Oliviero Beha per il “Fatto Quotidiano”
Come un redivivo Brecht di borgata (“Beato quel popolo che non ha bisogno di eroi né di Saviani”) sia pur rovesciato, temo che dovremo ringraziare ancora una volta Roberto Saviano per la sua straordinaria utilità sociale, culturale e politica.
Me lo suggerisce il caso di ieri, ovverosia l’effetto mediatico della sentenza della Cassazione sulla vicenda che ha visto lo scrittore ricorrere contro la sentenza d’appello che lo condannava per plagio nei confronti di Cronache napoletane e Cronache di Caserta. Plagio esemplificato a iosa in Gomorra, con brani copiati da articoli delle testate citate.
La Cassazione ha respinto 6 dei 7 punti del ricorso di Saviano, confermando i gradi di giudizio che lo avevano ratificato come strenuo copista altrui. Perché dunque ringraziare un’icona contemporanea, macchiatasi nella sua opera più famosa (l’unica?) di una colpa tra il grave e il ridicolo? Perché ieri vanamente avresti cercato la sostanza della sentenza di Cassazione su Repubblica Napoli, il Corriere del Mezzogiorno alias Corriere della Sera, il leggendario e dominante Mattino.
I titoli e i testi recitavano l’esatto contrario, registrando una netta vittoria di Saviano.

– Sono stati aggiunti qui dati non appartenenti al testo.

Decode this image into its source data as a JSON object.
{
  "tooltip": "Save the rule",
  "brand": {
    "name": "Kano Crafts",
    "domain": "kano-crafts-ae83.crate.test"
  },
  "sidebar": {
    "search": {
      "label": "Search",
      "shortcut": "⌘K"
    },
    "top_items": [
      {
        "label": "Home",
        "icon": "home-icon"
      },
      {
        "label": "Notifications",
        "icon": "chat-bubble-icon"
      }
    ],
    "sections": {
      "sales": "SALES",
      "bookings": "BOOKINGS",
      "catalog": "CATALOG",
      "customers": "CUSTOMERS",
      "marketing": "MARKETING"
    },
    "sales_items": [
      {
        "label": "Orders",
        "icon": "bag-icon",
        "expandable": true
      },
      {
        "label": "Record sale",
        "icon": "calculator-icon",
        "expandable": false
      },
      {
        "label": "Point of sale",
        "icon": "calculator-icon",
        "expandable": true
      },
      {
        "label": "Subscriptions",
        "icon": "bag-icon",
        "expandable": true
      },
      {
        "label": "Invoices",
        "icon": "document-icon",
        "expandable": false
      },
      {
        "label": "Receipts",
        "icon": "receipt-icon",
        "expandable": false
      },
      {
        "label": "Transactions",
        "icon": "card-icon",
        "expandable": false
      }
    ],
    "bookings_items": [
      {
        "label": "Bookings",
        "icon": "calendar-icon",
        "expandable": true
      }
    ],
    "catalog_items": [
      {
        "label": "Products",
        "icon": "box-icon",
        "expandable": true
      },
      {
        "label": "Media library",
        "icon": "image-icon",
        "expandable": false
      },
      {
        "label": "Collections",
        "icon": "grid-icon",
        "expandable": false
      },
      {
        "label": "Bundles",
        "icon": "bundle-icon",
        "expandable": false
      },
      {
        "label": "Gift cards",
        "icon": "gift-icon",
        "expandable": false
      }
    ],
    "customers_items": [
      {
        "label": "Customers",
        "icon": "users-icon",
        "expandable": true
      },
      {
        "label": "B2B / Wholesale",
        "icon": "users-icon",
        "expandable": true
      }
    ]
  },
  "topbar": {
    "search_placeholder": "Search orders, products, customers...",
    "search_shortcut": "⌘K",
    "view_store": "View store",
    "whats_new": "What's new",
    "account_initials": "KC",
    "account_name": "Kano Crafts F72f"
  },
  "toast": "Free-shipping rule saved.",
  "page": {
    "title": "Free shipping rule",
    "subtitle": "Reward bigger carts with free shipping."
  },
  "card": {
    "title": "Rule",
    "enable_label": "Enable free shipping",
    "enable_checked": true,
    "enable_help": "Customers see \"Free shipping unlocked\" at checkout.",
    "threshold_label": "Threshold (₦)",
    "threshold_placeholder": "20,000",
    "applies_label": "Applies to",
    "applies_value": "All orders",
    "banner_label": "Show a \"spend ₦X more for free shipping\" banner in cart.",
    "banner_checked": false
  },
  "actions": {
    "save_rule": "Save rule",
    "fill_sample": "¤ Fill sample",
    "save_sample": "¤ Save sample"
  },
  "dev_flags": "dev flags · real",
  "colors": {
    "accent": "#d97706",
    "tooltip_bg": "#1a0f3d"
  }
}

Che in qualità appunto di icona e di calamita di business editorial-mediatico gode evidentemente di una riserva, di un’area protetta, di una zona franca che lo difenda da eventuali offuscamenti di immagine.
Una specie di “Nessuno tocchi Saviano”, anche se nella drammaturgia biblica del caso lui sarebbe l’Abele di turno. Ma non è tanto di lui in qualità di supereroe contemporaneo che vorrei parlare, avendolo già fatto periodicamente in passato proprio qui. Non di lui il cui processo simbolico si è trasformato in una processione da Madonna Pellegrina, fino alle presenze tv ad Amici. Non di lui dalla inarrivabile fisiognomica a metà tra un cristo partenopeo e un camorrista omeopatico. Non di lui iscritto a forza dalla contraerea nemica di destra tra le file dei professionisti dell’anti-camorra.

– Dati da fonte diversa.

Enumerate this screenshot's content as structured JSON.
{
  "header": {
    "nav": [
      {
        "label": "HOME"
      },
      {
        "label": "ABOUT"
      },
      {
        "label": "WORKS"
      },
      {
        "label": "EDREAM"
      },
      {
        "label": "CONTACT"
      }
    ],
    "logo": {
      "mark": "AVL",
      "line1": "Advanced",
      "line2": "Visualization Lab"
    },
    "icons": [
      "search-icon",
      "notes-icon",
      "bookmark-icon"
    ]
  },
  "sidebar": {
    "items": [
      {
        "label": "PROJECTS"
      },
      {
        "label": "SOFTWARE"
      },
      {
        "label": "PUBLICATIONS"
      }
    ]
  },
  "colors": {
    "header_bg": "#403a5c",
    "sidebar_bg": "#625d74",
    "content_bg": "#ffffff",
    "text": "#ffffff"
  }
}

No, lui qui è prezioso come cartina di tornasole della qualità e dell’onestà dell’informazione, nel caso specifico come nella situazione più generale. Saviano non ci sta soltanto dicendo che non si può fare la nuda cronaca di ciò che gli succede, a meno che non siano fatti che contribuiscano a rassodargli il piedistallo su cui ormai si esercitano i piccioni, e che quindi il principio della verità cui avrebbe dedicato la sua vita viene contraddetto clamorosamente proprio in ciò che lo riguarda.

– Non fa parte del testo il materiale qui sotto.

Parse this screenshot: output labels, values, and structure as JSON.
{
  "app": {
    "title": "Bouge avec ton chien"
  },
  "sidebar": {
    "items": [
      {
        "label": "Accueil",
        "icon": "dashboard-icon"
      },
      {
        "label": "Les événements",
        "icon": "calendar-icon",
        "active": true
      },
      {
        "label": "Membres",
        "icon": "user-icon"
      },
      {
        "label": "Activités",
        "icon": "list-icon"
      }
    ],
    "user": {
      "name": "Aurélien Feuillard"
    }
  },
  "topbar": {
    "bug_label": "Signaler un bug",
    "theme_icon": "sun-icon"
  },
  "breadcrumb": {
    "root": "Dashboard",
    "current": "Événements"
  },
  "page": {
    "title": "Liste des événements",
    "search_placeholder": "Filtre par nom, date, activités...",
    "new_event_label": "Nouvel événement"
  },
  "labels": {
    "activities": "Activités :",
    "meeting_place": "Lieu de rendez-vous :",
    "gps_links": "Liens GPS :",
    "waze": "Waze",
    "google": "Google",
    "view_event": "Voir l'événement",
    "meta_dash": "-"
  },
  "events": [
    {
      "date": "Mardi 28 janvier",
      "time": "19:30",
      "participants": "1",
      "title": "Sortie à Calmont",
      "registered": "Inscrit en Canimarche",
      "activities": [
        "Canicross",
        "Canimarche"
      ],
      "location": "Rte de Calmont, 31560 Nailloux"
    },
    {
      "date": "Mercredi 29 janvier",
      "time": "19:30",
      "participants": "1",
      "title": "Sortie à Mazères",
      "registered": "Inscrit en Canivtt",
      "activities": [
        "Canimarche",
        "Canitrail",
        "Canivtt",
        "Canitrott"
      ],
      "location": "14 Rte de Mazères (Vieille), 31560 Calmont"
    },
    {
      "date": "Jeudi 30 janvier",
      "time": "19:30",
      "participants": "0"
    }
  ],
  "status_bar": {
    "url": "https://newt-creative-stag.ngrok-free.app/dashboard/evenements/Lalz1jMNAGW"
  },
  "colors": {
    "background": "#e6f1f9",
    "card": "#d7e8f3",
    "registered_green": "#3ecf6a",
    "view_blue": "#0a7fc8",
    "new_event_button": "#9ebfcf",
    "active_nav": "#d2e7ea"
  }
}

Saviano si sta immolando per noi sulla croce della censura mirata e della realtà ribaltata perché i lettori capiscano in che buco nero sia precipitato il giornalismo nostrano, quello in fondo alle classifiche di Freedom House per intenderci.
Saviano ci sta dicendo senza dircelo – lo farà ad hoc nel programma di Maria De Filippi? – che non ci si può fidare dell’informazione, che non dà le notizie correttamente e addirittura stravolge una sentenza della Cassazione. Se lo ha fatto stavolta, casualmente a suo favore, ci suggerisce il giovane favoloso anti-camorra, perché non pensare che lo possa fare abitualmente, alterando la nostra percezione della realtà?
Tutta la corolla di santità laica che lo circonda da un lato appassisce per come viene preservato dalla cruda informazione, dall’altro risulta preziosa per delineare il “misfatto”: stavolta la cassa di risonanza suona sorda, ma siamo costretti a sentirla anche se i lord protettori del Che di casa nostra gli hanno steso mediaticamente intorno un cordone sanitario.
Non sufficiente però: hai un bel ripulire sul web il tuo profilo social, c’è sempre qualcuno in più che viene a sapere e s’indigna. Di questo bisogna ringraziarlo. Il plagio diventa quasi un peccato veniale.